I wanted to stay home and make bowls” —Dorothy
Shortly after we began, I heard of another restaurant was taking ashes from their wood-burning oven and using them in pottery, and I knew that’s what I wanted to do heWe have been at this now for about a year. What started with side bowls led to condiment bowls, then the fritter plates with the high edges, then big bowls, dessert bowls, and now even our coffee mugs! Each serving piece has also been carefully thought through. I would look at pieces that Dorothy calls rejects and I might say something like, “Deviled Eggs would go on here.” And then, “if this one over here comes up a bit more on the edge, it would hold pasta.”
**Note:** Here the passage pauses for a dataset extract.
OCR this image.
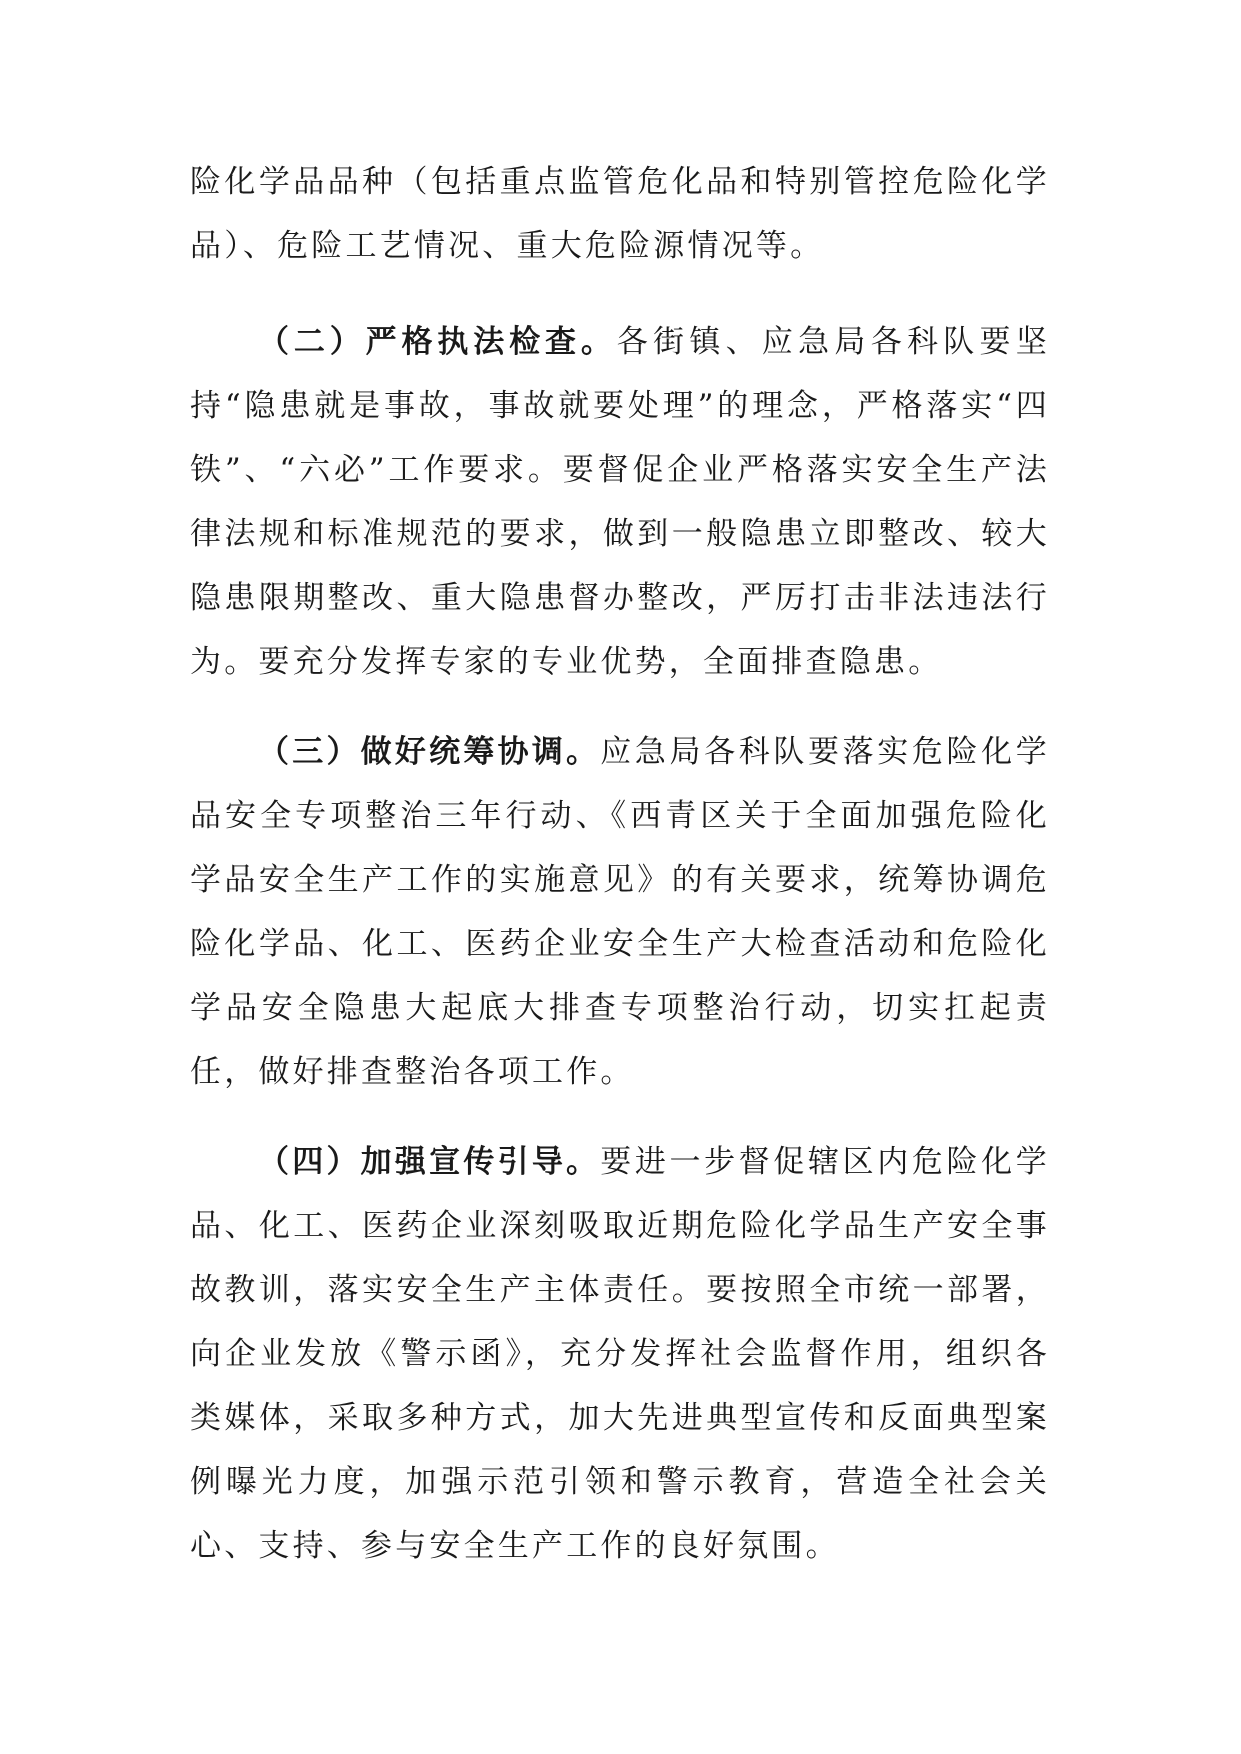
险化学品品种（包括重点监管危化品和特别管控危险化学品）、危险工艺情况、重大危险源情况等。

（二）严格执法检查。各街镇、应急局各科队要坚持“隐患就是事故，事故就要处理”的理念，严格落实“四铁”、“六必”工作要求。要督促企业严格落实安全生产法律法规和标准规范的要求，做到一般隐患立即整改、较大隐患限期整改、重大隐患督办整改，严厉打击非法违法行为。要充分发挥专家的专业优势，全面排查隐患。

（三）做好统筹协调。应急局各科队要落实危险化学品安全专项整治三年行动、《西青区关于全面加强危险化学品安全生产工作的实施意见》的有关要求，统筹协调危险化学品、化工、医药企业安全生产大检查活动和危险化学品安全隐患大起底大排查专项整治行动，切实扛起责任，做好排查整治各项工作。

（四）加强宣传引导。要进一步督促辖区内危险化学品、化工、医药企业深刻吸取近期危险化学品生产安全事故教训，落实安全生产主体责任。要按照全市统一部署，向企业发放《警示函》，充分发挥社会监督作用，组织各类媒体，采取多种方式，加大先进典型宣传和反面典型案例曝光力度，加强示范引领和警示教育，营造全社会关心、支持、参与安全生产工作的良好氛围。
The plates look so Lockeland, and that didn’t happen by accident. Dorothy presses each plate with one of our LT linens. Right into the plate. The impression of the linen matches our book cover and our LT style and branding.
It’s truly amazing when you think about it all. What if I had been a chef who was grumpy that night and had not cared about the guest’s unique dietary needs? We would have totally missed out on this exciting journey, partnership and friendship. That’s truly what it’s all about at Lockeland. It’s about the relationship. Not only with our guests, but our staff, our vendors, our farmers, and our community.
For example, when White Squirrel Farm walks in the back door, I don’t check his weights. I buy his products because they are beautiful and I trust him. This is the result of years of positive relationships.
I now say to people, “If you could do one thing differently, what would it be?
Treat your staff better? Get to you know your local vendors and what they truly have to offer and what they need from you? Meet local artisans and see how you can partner together? Or, maybe treat guests the way you truly need and want to be treated? We are working to do that in every aspect of our business.